Before Sir Ivor, Nijinsky, Alleged, The Minstrel and El Gran Senor came no fewer than 23 festival successes, among them four Gold Cup and three Champion Hurdles, championship events in which he completed hat-tricks with Cottage Rake (1948-50) and Hatton’s Grace (1949-51) respectively. Remarkably, O’Brien won ten of the 14 divisions of the Gloucestershire Hurdle novices’ championship in the seven years from 1952 (it was split into two every year in those days). He also completed an Aintree Grand National hat-trick from 1953-55 with Early Mist, Royal Tan and Quare Times.
Sir Michael Stoute
Two Cheltenham Festival wins
Alongside the late Henry Cecil, ten-time champion trainer Stoute was the dominant flat trainer in Britain the 40 years around the turn of the century, with more than 100 G1 successes at home plus over 50 more overseas.
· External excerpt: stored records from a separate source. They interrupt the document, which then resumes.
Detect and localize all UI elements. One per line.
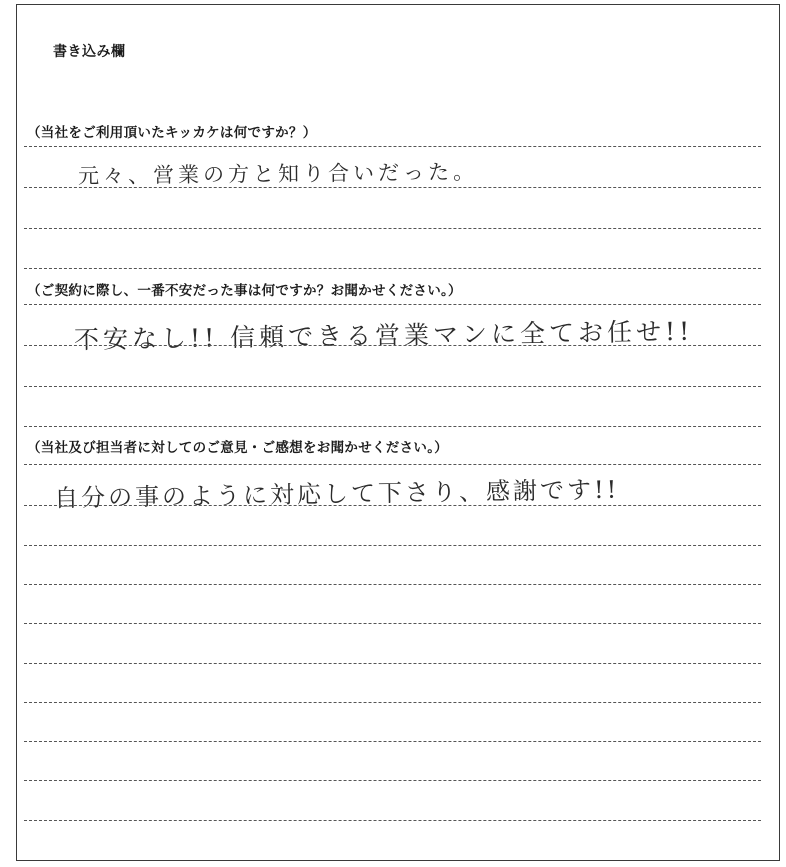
handwritten-answer-how-found-us: 元々、営業の方と知り合いだった。 — [77, 159, 479, 189]
answer-line — [24, 780, 761, 781]
answer-line — [24, 741, 761, 742]
answer-line — [24, 426, 761, 427]
answer-line — [24, 146, 761, 147]
answer-line — [24, 304, 761, 305]
answer-line — [24, 268, 761, 269]
handwritten-answer-feedback-on-staff: 自分の事のように対応して下さり、感謝です!! — [53, 475, 620, 513]
answer-line — [24, 345, 761, 346]
question-feedback-on-staff: （当社及び担当者に対してのご意見・ご感想をお聞かせください。） — [27, 440, 449, 456]
answer-line — [24, 187, 761, 188]
handwritten-answer-biggest-concern: 不安なし!! 信頼できる営業マンに全てお任せ!! — [73, 316, 694, 355]
answer-line — [24, 464, 761, 465]
question-how-found-us: （当社をご利用頂いたキッカケは何ですか？） — [27, 125, 317, 141]
answer-line — [24, 505, 761, 506]
question-biggest-concern: （ご契約に際し、一番不安だった事は何ですか？お聞かせください。） — [27, 283, 462, 299]
answer-line — [24, 386, 761, 387]
form-title: 書き込み欄 — [53, 44, 126, 60]
answer-line — [24, 584, 761, 585]
answer-line — [24, 545, 761, 546]
answer-line — [24, 702, 761, 703]
answer-line — [24, 228, 761, 229]
answer-line — [24, 663, 761, 664]
answer-line — [24, 623, 761, 624]
answer-line — [24, 820, 761, 821]
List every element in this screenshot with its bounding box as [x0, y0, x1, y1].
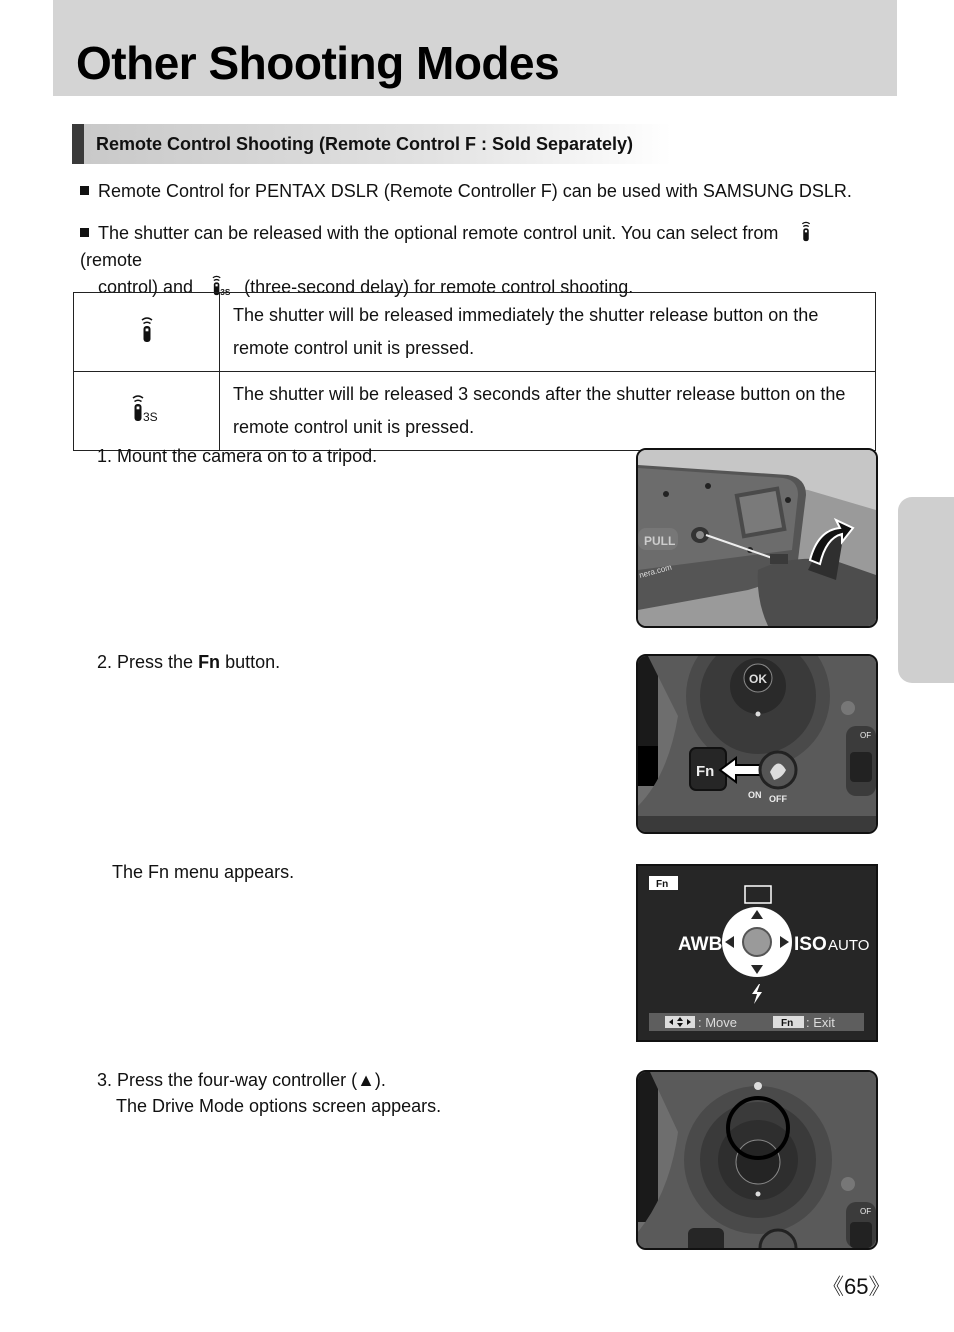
bullet-text: control) and [98, 277, 194, 297]
bullet-text: (three-second delay) for remote control shooting. [244, 277, 634, 297]
bullet-text: Remote Control for PENTAX DSLR (Remote Controller F) can be used with SAMSUNG DSLR. [98, 181, 852, 201]
partial-off-label: OF [860, 1207, 872, 1216]
pull-lever-label: PULL [644, 534, 676, 548]
bullet-text: (remote [80, 250, 143, 270]
fn-menu-screen [636, 864, 878, 1042]
table-icon-cell [74, 293, 220, 372]
remote-control-icon [795, 221, 817, 243]
iso-auto-label: AUTO [828, 937, 870, 954]
page-number: 《65》 [822, 1274, 891, 1299]
bullet-item-1 [80, 178, 860, 205]
step-2-suffix: button. [220, 652, 281, 672]
fn-key-label: Fn [696, 763, 715, 780]
table-description-cell: The shutter will be released immediately the shutter release button on the remote control unit is pressed. [220, 293, 876, 372]
fn-menu-note: The Fn menu appears. [112, 862, 295, 882]
fn-button-label: Fn [198, 652, 221, 672]
partial-off-label: OF [860, 731, 872, 740]
remote-3s-delay-icon [130, 394, 164, 424]
remote-control-icon [136, 316, 158, 344]
page-title: Other Shooting Modes [76, 37, 560, 89]
svg-text:3S: 3S [220, 288, 231, 297]
table-description-cell: The shutter will be released 3 seconds after the shutter release button on the remote control unit is pressed. [220, 372, 876, 451]
fn-tag-label: Fn [656, 879, 669, 890]
bullet-square-icon [80, 228, 89, 237]
fn-key-hint-label: Fn [781, 1018, 794, 1029]
iso-label: ISO [794, 934, 827, 955]
ok-button-label: OK [749, 672, 767, 686]
move-hint-label: : Move [698, 1015, 738, 1030]
awb-label: AWB [678, 934, 723, 955]
table-icon-cell [74, 372, 220, 451]
tripod-mount-photo [636, 448, 878, 628]
section-header [72, 124, 672, 164]
camera-four-way-controller-photo [636, 1070, 878, 1250]
exit-hint-label: : Exit [806, 1015, 835, 1030]
step-3-line-2: The Drive Mode options screen appears. [116, 1096, 442, 1116]
remote-modes-table [73, 292, 876, 451]
table-row [74, 372, 876, 451]
table-row [74, 293, 876, 372]
camera-engraving: nera.com [638, 562, 673, 580]
power-off-label: OFF [769, 794, 787, 804]
step-1-text: 1. Mount the camera on to a tripod. [97, 446, 378, 466]
bullet-text: The shutter can be released with the optional remote control unit. You can select from [98, 223, 779, 243]
step-3-text [97, 1067, 441, 1119]
camera-fn-button-photo [636, 654, 878, 834]
chapter-side-tab [898, 497, 954, 683]
svg-text:3S: 3S [142, 409, 158, 424]
bullet-square-icon [80, 186, 89, 195]
section-title: Remote Control Shooting (Remote Control F : Sold Separately) [96, 134, 634, 154]
step-2-text [97, 649, 280, 675]
power-on-label: ON [748, 790, 762, 800]
step-3-line-1: 3. Press the four-way controller (▲). [97, 1070, 386, 1090]
bullet-item-2 [80, 220, 860, 301]
step-2-prefix: 2. Press the [97, 652, 199, 672]
section-header-bar [72, 124, 84, 164]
A haul of 15 British Classics features five Derbys, while his international CV also features victories in the Arc, the Breeders’ Cup (with eight wins, more than any other UK-based trainer), the Japan Cup and the Dubai World Cup. Now 75, Stoute never took the jumps seriously, but that didn’t stop him preparing Sheikh Mohammed’s battling grey Kribensis – a high-class handicapper on the flat, but no better than that – to win the Triumph Hurdle in 1988 and the Champion Hurdle itself two years later. Just imagine what he might have done if he’d ever been really trying!
Dermot Weld
Three Cheltenham Festival wins
International pioneer Dermot Weld has won major races on four continents, ridden a winner as an amateur on a fifth, and been a 21-time champion trainer on the flat at home in Ireland, where he holds the all-time record for races won. With more than 4,200 victories to his name altogether, the 72-year-old was the first and only European trainer ever to win a leg of the U.S. Triple Crown (Go And Go’s Belmont in 1990), the first European trainer to win the Melbourne Cup (with Vintage Crop 1993 and again with Media Puzzle in 2002) and the first to win at the Hong Kong International Races (Additional Risk 1991). He’s won 16 Classics at home and a Derby in England with Harzand; he fulfilled a notable ambition when he finally landed his first Breeders’ Cup race with Tarnawa in last year’s Turf.
Though much diminished in recent years, he used to maintain a significant NH presence – witness three festival winners in Rare Holiday (Triumph 1990), Silver Concorde (Bumper 2014) and Windsor Park (Baring Bingham Novices’ Hurdle 2015). Even Vintage Crop ran at Cheltenham, coming sixth to Granville Again in the Champion Hurdle in 1993, not even eight months before his ground-breaking win at Flemington.
Honourable mentions
Several other trainers now better known on the flat deserves a mention. Idiosyncratic veteran Mick Easterby won the 1000 Guineas with Mrs McArdy in 1977 – just over 13 months after he took the Triumph Hurdle with Peterhof. His nephew Tim is also a Classic winner on the flat (Bollin Eric, 2002 St Leger) with several G1 successes to his name – and festival success from Barton (1999) and Hawk High (2014). Nigel Tinkler, who rarely saddles a jumps runner these days, also has two Cheltenham winners (The Ellier 1987 and Sacre D’Or 1993).